5.研究の限界今回の解析対象者の中には,希望して個別指導を受けた者も一部含まれているため,得られた結果は食環境介入の単独効果であるとは言い難い.しかし,今回の解析対象者の中で個別指導を受けた者は29人であり,しかも積極的に野菜摂取を推奨した高血圧の指導人数は13人に過ぎない.よって,本成績は食環境介入の効果がより強く影響していると推察される.また,本研究は定量的な習慣的野菜摂取量の調査ではないことにも留意する必要がある.
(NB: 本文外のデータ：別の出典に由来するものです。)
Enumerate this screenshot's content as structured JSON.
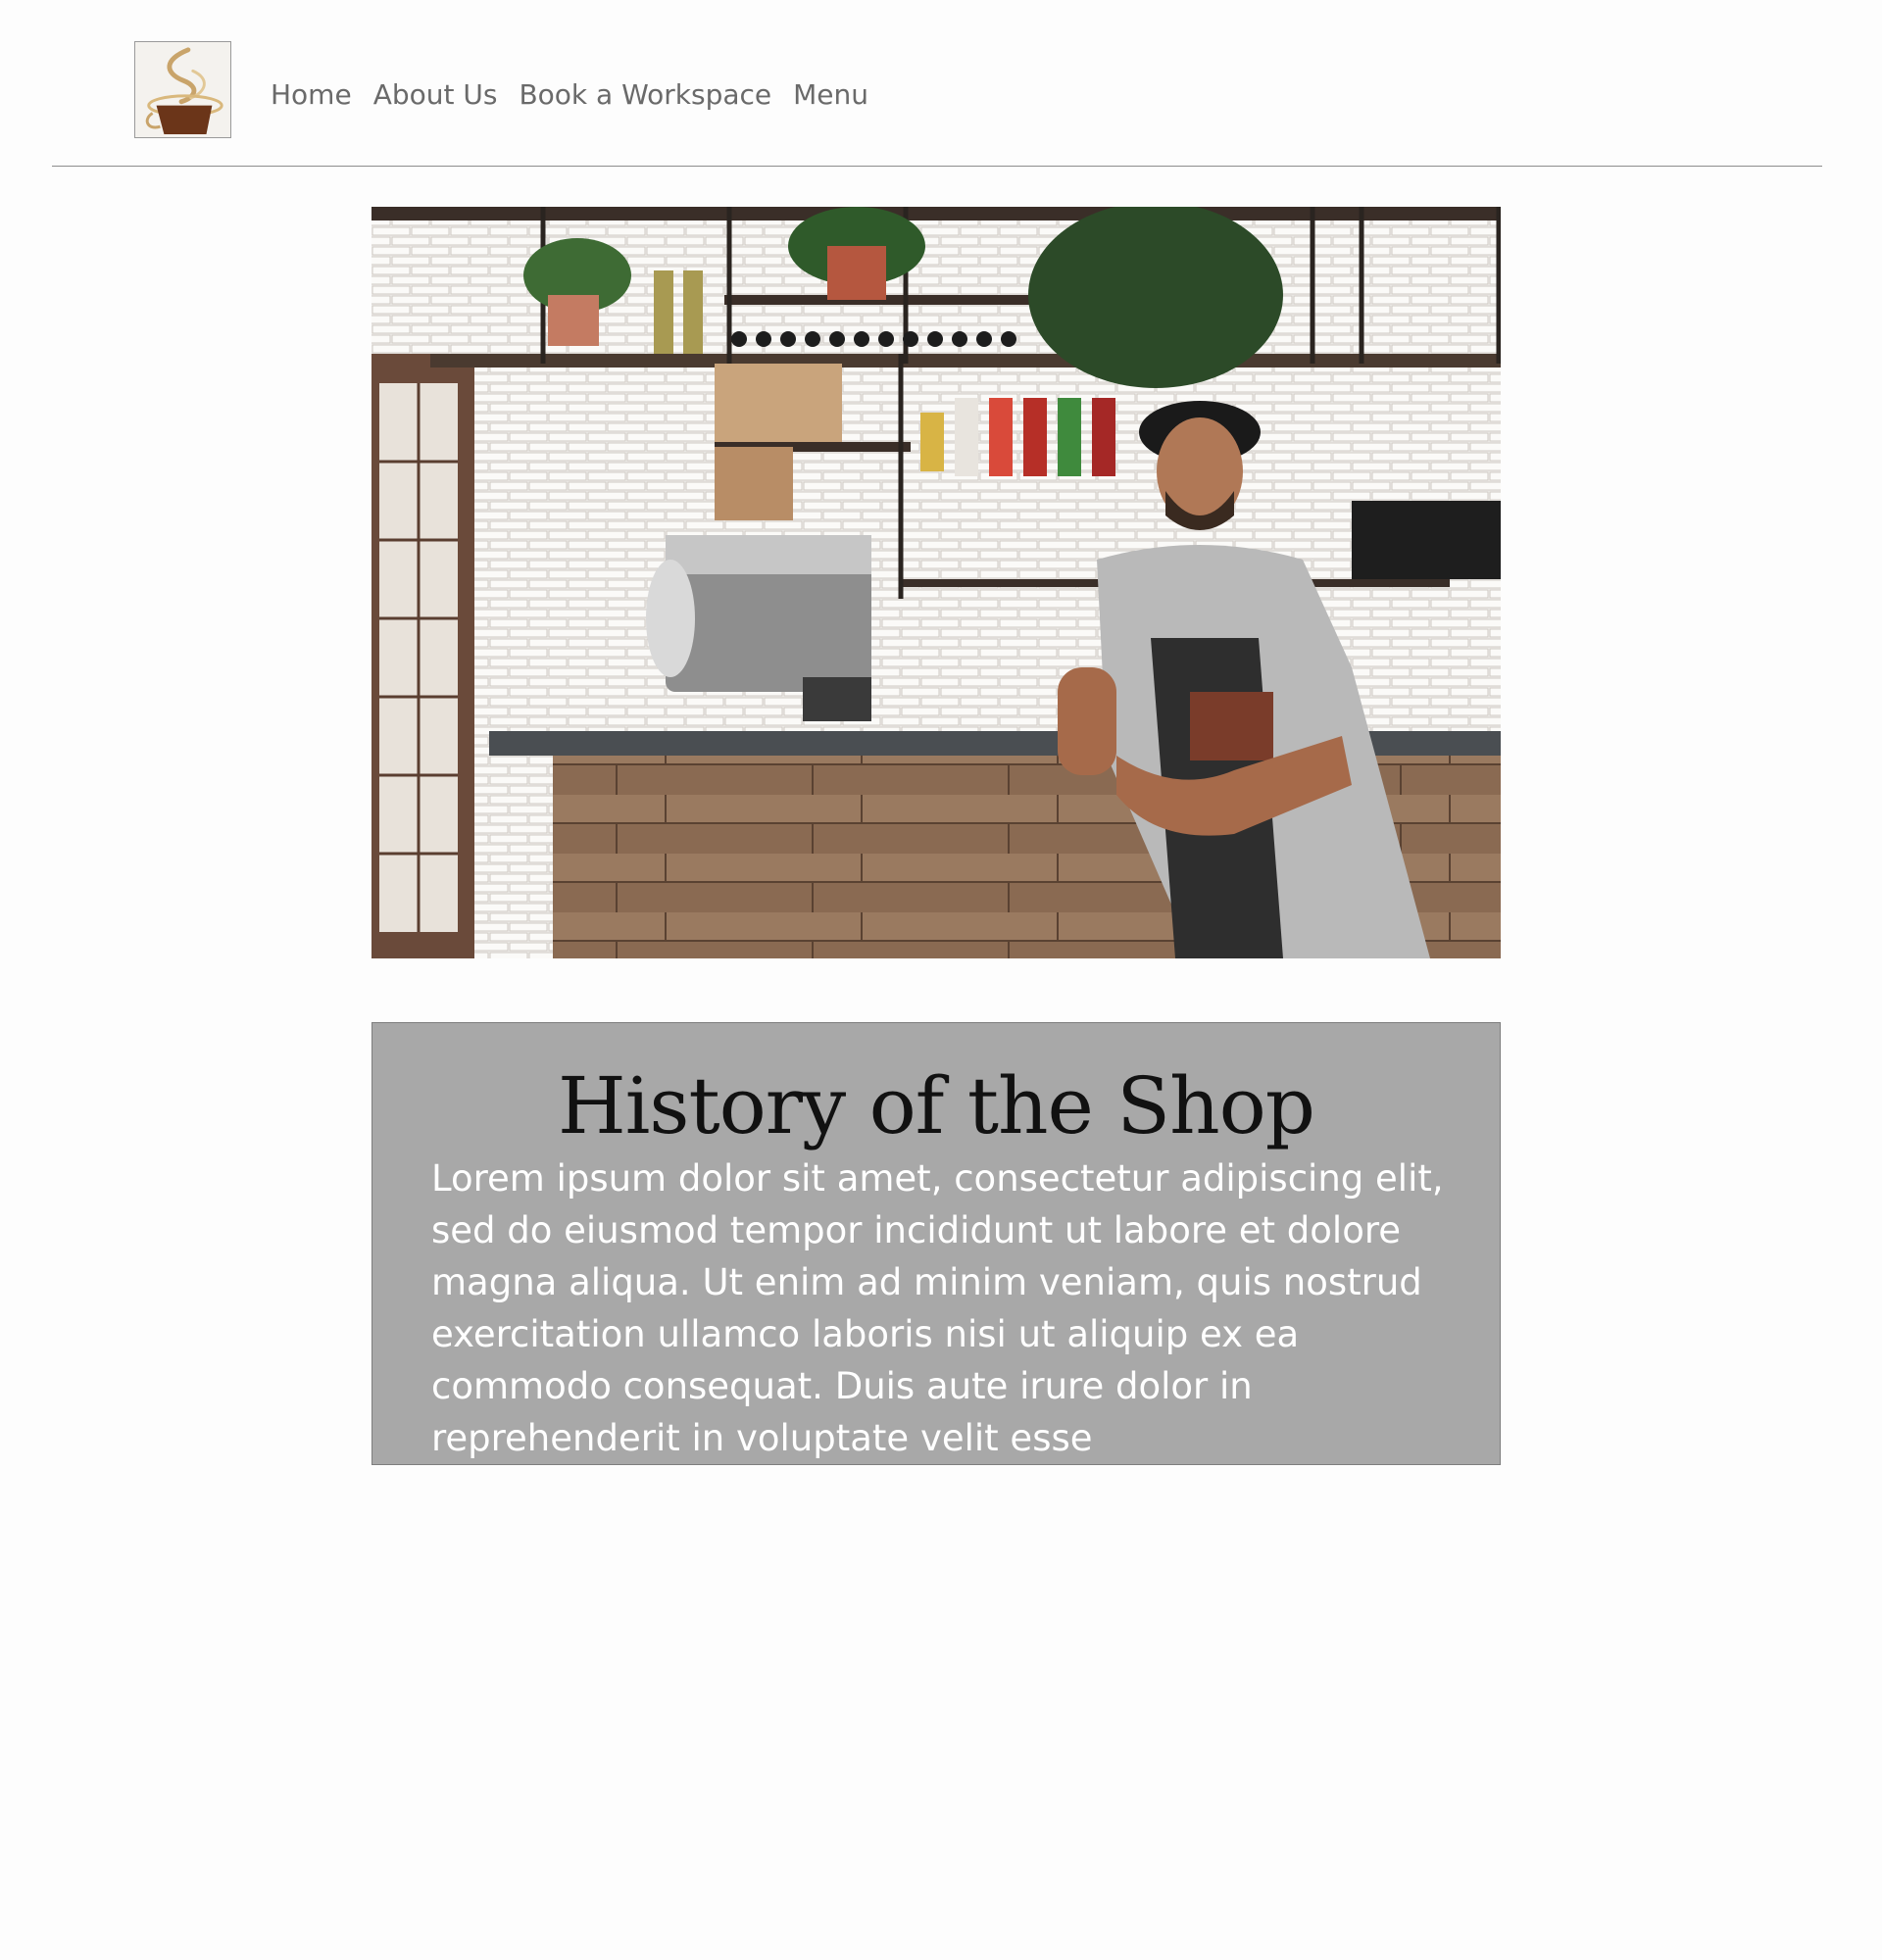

従業員食堂を中心とした長期間の食環境介入が野菜類の摂取量に及ぼす効果を検討した. 献立表示の色別化による食環境整備,栄養教育を行い,日本型の主食・主菜・副菜を組み合わせた食事の摂取を推進した.その結果,野菜の摂取頻度と推定摂取量の増加,漬物の摂取頻度と推定摂取量の減少が認められ,野菜類の摂取量に関する望ましい効果が示めされた.
利益相反:本研究での利益相反に相当する事項は無い.
謝辞:本研究にご協力いただきました皆様に深く感謝申し上げます.本研究は,平成13年度~15年度厚生労働科学研究費補助金,効果的医療技術の確立推進臨床研究事業「青・壮年者を対象とした生活習慣病予防のための長期介入研究(主任研究者上島弘嗣)」の一環として実施された.